Segundo os autos, o consumidor registrou reclamação na Vigilância Sanitária municipal, anexou a embalagem e parte da carne suspeita de estar deteriorada e ajuizou ação pedindo reparação pelos danos sofridos, tanto materiais quanto morais. Na primeira instância, a Justiça já havia reconhecido o direito do autor à indenização, e o supermercado recorreu alegando falta de prova idônea da ingestão do produto estragado e da relação causal entre o consumo e os sintomas apresentados, sugerindo que o mal-estar poderia ter origem em outros alimentos, reações alérgicas ou viroses.

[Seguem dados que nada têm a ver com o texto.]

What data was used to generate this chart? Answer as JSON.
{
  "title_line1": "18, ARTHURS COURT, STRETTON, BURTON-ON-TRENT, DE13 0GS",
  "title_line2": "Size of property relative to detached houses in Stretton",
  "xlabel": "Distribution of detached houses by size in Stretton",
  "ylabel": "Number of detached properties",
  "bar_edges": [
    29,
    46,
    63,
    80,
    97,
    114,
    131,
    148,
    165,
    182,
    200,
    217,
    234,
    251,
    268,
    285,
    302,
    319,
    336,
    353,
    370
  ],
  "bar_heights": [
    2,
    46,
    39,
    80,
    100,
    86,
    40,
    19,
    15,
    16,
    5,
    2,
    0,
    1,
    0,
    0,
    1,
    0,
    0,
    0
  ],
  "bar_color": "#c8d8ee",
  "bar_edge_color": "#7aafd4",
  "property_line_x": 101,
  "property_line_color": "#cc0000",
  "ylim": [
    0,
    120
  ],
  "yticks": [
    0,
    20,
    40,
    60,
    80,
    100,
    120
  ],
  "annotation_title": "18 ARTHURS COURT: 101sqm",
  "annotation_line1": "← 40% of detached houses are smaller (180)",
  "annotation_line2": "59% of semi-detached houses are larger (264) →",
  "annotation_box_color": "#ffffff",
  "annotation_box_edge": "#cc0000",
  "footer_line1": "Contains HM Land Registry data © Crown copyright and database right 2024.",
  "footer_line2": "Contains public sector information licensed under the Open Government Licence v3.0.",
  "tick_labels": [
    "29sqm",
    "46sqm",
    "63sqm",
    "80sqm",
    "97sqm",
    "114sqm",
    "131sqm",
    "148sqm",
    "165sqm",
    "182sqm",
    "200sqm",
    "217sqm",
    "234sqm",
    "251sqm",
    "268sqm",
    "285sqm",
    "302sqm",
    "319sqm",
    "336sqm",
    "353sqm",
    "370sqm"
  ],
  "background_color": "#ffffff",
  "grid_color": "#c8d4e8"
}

Decisão do Tribunal de Justiça de Minas Gerais
O relator do caso, desembargador José de Carvalho Barbosa, rejeitou os argumentos da defesa e afirmou que o conjunto probatório — que incluiu comprovante de compra, laudo médico com diagnóstico de intoxicação alimentar bacteriana, protocolo de denúncia à Vigilância Sanitária e fotografias do produto — foi suficiente para caracterizar ato ilícito por parte do supermercado e justificar a indenização por dano moral decorrente da exposição da saúde do consumidor ao risco. A decisão foi unânime entre os desembargadores da 13ª Câmara Cível.